In the spring of 2008, Bonnan was involved with a new Morrison Formation dinosaur quarry in Hanksville, Utah. His expertise in the concentration of Sauropod dinosaurs metapodials (and/or caudal vertebrae) aided the excavation efforts of the Burpee Museum of Natural History. After leaving Illinois to join Stockton University in New Jersey, it became logistically difficult for Bonnan to work the Burpee and he is no longer involved with the Hankville quarry.

==The Bare Bones: An Unconventional Evolutionary History of the Skeleton==
In 2016, Bonnan published a book, The Bare Bones: An Unconventional Evolutionary History of the Skeleton, designed to introduce undergraduates and curious lay readers to the anatomy and evolution of the vertebrate skeleton. Bonnan's book approaches the topic of vertebrate evolution from the perspective of the skeleton as a living machine, using analogies with technology and tools to help readers understand how vertebrate animals "work." Since its publication, the book has received several positive reviews.

==Once Upon Deep Time==
In 2021, Bonnan conceived of, composed, performed, recorded, and produced demos of the 12 songs that would become his music/art outreach project, Once Upon Deep Time. Once Upon Deep Time is a pop/rock song cycle about the evolution of hearing in vertebrates.

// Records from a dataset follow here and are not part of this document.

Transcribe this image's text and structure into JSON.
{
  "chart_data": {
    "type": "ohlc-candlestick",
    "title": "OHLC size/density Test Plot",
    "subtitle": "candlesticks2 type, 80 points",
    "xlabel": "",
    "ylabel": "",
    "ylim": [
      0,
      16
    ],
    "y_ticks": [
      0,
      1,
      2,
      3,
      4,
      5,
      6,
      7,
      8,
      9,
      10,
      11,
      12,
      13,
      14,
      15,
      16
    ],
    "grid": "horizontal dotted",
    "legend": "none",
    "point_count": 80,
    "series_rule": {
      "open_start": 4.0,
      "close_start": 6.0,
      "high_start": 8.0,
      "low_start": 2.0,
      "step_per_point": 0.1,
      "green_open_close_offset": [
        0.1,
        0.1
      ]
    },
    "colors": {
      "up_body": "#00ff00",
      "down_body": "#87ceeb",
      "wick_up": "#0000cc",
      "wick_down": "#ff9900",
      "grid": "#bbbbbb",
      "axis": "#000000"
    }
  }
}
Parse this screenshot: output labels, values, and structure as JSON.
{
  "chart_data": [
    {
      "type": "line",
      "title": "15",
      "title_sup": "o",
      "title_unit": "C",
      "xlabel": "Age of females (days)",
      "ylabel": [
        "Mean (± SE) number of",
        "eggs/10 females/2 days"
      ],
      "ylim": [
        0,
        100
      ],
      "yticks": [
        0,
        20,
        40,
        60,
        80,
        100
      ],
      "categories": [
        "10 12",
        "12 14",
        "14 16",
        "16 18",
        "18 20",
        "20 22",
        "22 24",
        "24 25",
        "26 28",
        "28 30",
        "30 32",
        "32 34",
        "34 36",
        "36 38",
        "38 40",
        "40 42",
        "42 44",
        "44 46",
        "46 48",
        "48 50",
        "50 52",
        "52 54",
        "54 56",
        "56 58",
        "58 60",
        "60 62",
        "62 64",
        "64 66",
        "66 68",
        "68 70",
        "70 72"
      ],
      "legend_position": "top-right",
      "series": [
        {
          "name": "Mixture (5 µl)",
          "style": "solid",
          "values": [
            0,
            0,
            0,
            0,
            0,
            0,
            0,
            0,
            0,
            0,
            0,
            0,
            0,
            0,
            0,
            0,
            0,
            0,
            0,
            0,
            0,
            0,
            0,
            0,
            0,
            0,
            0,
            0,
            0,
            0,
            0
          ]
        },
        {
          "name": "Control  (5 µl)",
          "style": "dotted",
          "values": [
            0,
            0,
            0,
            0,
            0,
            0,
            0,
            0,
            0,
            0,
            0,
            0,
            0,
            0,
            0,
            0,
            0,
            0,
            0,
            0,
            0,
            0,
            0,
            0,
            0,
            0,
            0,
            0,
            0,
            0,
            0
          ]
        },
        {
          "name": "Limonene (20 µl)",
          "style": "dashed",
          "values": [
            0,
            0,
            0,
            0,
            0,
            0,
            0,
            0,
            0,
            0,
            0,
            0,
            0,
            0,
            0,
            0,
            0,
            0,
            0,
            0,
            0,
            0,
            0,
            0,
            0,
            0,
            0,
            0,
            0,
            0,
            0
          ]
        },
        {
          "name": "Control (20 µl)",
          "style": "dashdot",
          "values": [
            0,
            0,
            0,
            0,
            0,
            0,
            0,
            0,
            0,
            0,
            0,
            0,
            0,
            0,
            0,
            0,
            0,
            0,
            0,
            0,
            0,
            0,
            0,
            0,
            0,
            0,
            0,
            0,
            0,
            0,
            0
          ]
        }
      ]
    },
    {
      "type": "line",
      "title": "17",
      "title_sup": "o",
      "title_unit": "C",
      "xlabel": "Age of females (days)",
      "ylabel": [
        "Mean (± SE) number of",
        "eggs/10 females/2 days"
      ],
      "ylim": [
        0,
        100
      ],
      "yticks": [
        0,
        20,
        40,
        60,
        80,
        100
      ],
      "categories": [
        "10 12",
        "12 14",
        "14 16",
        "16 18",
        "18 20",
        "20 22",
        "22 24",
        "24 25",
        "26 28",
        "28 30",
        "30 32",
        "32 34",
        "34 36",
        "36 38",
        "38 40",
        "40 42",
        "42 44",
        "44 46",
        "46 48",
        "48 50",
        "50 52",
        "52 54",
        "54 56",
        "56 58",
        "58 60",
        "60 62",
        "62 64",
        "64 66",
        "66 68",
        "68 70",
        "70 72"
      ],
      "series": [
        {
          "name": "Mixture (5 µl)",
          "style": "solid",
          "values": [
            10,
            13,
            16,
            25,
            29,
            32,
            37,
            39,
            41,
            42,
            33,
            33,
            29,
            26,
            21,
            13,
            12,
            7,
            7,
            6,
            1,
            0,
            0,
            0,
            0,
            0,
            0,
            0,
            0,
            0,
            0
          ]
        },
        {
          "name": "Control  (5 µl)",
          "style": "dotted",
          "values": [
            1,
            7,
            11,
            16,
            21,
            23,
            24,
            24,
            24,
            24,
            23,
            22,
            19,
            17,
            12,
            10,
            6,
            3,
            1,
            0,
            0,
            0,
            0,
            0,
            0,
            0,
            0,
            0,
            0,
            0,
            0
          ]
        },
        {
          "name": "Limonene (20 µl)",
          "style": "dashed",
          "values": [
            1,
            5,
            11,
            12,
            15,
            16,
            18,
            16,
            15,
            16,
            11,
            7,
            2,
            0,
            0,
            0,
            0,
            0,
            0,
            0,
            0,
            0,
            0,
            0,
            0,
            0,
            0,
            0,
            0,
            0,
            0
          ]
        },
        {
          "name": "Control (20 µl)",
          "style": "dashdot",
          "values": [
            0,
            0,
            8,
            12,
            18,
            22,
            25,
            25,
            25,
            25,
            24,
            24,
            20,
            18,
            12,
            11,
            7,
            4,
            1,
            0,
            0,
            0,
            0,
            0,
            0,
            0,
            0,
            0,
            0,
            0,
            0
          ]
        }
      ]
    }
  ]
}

According to Bonnan on the Once Upon Deep Time website, "I created these songs to inspire wonder about our shared natural history and to convey the passion that drives me as a scientist. These 12 original songs tell a story, based on what we know from fossils and the living world around us, about how we came to perceive sound and how sound connects us to a living past."

== Awards ==
Bonnan received the 1999 Alfred S. Romer Prize from the Society of Vertebrate Palentology. He received the 2016 Distinguished Alumni Award from DuPage College.